Level	What to Track	Why
Per request	Tokens used, model tier, tool calls	Debug expensive individual requests
Per session	Total cost of a conversation	Set and enforce per-session budgets
Per user	Aggregate cost per user over time	Identify usage patterns and outliers
Per feature	Cost of specific agent capabilities	Decide which features are cost-effective
Overall	Daily/weekly/monthly spend	Budget planning and forecasting

production readiness 清单

在让真实用户接触 Agent 之前，逐项过一遍这份清单：

可靠性

配置健康检查与 liveness probe
在依赖失败时优雅降级（模型 API 宕机、tool 不可用）
对瞬时错误使用指数退避重试
给外部服务调用加熔断器
给所有 LLM 与 tool 调用加超时

部署

CI/CD 流水线在每个阶段都有 eval gate
回滚流程已测试并文档化
配置 canary 或 blue-green 部署
用 feature flag 控制新能力
prompt 版本管理与变更跟踪

可观测性

为所有 Agent 事件配置结构化日志
用 OpenTelemetry 实现分布式 tracing
关键指标仪表盘（完成率、延迟、成本、安全）
关键阈值告警
On-call 轮值与事件响应 runbook

成本

配置模型路由（每个任务用合适的模型）
实施缓存策略
每会话 token 预算
成本监控与告警
定期成本复盘与优化

安全

实现并测试 Lesson 10 中的 guardrails
安全 evals 通过率 100%
完成 red team 评审
安全失败的事件响应预案
用户上报问题的反馈渠道

关键要点

从原型到生产的鸿沟真实且巨大。 从一开始就为生产关切做规划。

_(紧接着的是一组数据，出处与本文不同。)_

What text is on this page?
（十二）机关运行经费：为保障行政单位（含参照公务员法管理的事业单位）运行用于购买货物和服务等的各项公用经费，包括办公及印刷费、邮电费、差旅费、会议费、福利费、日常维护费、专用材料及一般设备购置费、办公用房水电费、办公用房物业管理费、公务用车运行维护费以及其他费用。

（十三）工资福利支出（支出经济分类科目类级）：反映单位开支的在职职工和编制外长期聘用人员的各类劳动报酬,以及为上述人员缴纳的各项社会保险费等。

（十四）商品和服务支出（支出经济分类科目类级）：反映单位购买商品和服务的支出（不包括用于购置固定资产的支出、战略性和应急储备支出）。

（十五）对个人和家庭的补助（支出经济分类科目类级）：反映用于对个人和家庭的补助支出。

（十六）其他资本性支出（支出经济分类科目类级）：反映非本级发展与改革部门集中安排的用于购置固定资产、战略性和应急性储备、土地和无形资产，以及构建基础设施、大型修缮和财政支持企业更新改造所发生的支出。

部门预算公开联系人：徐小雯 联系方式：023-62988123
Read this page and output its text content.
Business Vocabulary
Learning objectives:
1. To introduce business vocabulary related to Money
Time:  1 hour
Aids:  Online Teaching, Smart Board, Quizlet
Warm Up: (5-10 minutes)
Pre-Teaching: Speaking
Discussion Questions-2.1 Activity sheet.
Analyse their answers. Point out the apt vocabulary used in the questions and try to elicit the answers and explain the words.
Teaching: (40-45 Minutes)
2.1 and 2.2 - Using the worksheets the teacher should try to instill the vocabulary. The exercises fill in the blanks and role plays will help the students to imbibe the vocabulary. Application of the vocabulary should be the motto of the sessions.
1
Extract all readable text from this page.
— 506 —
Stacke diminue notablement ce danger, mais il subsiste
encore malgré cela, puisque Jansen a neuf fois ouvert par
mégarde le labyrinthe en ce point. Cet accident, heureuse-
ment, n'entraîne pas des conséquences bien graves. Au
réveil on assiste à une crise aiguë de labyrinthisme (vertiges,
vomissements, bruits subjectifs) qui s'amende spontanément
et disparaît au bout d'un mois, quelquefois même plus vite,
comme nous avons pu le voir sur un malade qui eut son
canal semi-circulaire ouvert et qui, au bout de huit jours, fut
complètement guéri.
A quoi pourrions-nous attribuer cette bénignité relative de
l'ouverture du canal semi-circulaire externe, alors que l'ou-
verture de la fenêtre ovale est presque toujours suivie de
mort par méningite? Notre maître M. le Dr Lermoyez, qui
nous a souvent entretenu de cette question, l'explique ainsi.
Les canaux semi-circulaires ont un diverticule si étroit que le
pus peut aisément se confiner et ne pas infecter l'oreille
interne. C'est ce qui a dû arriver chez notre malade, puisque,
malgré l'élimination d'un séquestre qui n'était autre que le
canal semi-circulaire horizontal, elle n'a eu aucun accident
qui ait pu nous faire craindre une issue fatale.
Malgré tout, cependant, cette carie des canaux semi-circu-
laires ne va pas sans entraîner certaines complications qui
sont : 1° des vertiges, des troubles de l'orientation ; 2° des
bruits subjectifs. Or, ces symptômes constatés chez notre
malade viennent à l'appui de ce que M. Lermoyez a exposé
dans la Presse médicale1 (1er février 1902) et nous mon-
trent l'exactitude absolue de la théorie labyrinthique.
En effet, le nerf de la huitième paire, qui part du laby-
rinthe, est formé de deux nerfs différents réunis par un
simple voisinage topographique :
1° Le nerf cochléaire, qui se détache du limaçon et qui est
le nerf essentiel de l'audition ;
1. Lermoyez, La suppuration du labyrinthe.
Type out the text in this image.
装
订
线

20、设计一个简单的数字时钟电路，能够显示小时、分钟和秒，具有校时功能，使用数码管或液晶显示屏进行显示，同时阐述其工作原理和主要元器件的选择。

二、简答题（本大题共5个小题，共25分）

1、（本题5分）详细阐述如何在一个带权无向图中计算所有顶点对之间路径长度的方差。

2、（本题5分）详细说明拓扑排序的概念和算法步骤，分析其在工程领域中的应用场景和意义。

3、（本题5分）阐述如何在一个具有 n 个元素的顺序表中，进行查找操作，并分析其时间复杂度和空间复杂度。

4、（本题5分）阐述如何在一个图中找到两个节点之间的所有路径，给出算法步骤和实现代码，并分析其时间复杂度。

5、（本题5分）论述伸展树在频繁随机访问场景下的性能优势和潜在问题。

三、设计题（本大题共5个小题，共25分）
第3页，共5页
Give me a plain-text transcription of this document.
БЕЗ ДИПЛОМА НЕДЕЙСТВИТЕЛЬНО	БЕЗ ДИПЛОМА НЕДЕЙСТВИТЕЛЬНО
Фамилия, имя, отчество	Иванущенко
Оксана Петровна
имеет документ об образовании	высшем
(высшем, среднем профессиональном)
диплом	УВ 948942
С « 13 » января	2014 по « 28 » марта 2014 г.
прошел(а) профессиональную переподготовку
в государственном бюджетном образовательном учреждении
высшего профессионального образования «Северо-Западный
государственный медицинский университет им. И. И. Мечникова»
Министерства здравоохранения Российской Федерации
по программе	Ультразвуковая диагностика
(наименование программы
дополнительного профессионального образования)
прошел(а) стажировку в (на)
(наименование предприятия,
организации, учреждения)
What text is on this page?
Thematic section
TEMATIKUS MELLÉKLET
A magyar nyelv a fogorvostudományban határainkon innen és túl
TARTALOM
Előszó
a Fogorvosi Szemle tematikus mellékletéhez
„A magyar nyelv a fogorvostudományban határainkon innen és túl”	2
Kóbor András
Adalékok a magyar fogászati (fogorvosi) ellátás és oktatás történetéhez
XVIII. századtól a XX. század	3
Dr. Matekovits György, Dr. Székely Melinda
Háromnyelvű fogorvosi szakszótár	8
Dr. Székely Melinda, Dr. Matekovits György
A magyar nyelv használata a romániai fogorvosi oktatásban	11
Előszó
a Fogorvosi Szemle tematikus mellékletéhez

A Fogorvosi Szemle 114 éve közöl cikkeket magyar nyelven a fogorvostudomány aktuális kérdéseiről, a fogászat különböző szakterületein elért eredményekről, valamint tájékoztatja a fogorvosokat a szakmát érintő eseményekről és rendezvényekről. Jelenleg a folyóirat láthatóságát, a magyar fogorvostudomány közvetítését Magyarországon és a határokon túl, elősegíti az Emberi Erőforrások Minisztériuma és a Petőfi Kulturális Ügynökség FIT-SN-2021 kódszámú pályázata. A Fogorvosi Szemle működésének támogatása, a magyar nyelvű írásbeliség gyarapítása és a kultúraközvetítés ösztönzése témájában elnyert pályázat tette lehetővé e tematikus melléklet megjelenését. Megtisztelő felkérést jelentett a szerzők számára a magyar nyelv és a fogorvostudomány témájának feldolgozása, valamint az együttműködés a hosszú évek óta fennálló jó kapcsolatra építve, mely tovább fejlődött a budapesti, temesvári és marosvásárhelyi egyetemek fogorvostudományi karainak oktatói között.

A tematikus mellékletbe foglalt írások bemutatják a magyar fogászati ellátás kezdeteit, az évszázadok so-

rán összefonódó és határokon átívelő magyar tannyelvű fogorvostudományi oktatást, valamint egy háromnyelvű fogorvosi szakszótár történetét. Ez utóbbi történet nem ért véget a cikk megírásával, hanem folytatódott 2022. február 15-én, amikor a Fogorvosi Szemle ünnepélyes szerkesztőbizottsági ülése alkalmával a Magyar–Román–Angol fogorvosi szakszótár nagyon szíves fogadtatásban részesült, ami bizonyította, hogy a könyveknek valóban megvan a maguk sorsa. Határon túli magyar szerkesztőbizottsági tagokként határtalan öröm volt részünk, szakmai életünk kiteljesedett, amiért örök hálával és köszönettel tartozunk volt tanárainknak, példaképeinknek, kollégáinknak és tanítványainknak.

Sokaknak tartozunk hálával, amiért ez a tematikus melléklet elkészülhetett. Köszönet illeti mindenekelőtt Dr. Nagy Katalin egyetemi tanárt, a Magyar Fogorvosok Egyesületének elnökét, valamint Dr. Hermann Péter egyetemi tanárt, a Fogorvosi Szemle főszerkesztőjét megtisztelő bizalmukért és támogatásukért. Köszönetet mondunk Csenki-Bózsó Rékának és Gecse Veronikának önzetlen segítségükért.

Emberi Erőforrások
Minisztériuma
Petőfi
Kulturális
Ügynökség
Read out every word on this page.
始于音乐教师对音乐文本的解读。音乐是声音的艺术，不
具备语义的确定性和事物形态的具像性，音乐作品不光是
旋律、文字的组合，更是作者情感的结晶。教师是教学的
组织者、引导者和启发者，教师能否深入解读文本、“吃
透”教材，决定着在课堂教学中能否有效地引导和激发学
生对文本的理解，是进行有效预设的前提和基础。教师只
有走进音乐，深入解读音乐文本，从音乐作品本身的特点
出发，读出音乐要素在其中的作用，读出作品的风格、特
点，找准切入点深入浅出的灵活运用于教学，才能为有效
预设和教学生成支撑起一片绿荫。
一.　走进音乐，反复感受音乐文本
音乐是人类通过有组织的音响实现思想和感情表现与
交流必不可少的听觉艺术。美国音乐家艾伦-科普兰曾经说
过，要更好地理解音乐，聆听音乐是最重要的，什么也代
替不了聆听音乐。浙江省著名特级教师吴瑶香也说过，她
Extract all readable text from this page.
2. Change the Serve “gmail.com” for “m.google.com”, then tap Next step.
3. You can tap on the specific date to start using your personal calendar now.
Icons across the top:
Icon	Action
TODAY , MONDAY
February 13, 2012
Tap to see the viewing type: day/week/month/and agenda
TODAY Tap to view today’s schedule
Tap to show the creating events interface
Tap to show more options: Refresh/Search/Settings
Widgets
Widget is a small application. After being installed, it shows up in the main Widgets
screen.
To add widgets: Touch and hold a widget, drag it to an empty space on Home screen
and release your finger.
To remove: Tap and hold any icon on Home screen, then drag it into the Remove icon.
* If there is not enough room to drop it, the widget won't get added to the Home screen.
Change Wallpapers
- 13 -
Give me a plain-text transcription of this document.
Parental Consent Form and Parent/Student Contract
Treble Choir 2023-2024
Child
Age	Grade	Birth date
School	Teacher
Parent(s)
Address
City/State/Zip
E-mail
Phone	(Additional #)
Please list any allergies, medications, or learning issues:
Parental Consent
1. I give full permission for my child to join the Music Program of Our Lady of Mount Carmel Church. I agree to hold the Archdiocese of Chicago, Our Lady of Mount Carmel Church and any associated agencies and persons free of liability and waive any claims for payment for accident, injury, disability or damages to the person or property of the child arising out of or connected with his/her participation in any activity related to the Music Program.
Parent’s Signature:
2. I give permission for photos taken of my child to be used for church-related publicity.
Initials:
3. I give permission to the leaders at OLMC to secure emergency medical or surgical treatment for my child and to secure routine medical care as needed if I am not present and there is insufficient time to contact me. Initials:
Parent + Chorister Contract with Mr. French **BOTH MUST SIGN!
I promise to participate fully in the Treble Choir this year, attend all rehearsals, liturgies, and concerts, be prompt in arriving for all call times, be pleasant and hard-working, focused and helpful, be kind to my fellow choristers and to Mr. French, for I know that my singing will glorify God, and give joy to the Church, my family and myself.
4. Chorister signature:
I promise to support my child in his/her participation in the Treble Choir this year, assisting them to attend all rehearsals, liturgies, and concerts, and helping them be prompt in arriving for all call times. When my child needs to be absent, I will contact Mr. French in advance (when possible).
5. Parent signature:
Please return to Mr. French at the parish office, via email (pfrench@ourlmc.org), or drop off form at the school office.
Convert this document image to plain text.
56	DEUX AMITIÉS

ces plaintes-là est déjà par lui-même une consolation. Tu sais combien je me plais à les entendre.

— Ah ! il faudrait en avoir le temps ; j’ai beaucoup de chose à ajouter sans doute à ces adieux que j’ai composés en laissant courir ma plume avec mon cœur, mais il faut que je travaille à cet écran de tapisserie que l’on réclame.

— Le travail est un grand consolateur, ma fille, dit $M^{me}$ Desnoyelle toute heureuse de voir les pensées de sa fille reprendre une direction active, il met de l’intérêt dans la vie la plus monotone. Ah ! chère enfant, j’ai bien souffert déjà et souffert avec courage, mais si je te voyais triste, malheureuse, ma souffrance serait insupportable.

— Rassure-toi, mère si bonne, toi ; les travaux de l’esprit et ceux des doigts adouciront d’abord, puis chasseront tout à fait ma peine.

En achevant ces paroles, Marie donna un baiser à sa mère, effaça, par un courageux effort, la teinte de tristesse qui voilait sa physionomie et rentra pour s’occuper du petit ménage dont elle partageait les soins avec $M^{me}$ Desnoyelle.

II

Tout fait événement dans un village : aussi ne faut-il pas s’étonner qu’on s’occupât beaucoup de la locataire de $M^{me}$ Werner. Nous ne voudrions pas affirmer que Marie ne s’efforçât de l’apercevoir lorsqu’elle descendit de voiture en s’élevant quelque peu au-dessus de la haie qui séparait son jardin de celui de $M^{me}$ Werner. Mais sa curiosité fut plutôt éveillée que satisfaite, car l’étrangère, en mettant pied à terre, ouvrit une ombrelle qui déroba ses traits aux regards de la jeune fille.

「最后一公里」是大头。
evaluation-gated 部署不可妥协。 没有通过完整 eval 套件的 Agent 版本不应进入生产。eval 套件就是你的质量保证。
Agent 的 CI/CD 分三阶段。 合并前检查快速抓出明显问题；合并后跑更广 evals；生产 gate 在影响真实用户前确保安全与质量。
安全的 rollout 策略限制影响范围。 canary 部署、feature flag、A/B 测试让你在影响所有用户前抓出问题。
可观测性必不可少。 看不到就改不了。从第一天就投入 logs、traces、metrics。
成本管理需要主动投入。 模型路由、缓存与 token 预算可以在不牺牲质量的前提下显著降低成本。
生产是开始，不是终点。 Observe-Act-Evolve 循环让 Agent 基于真实使用持续进化。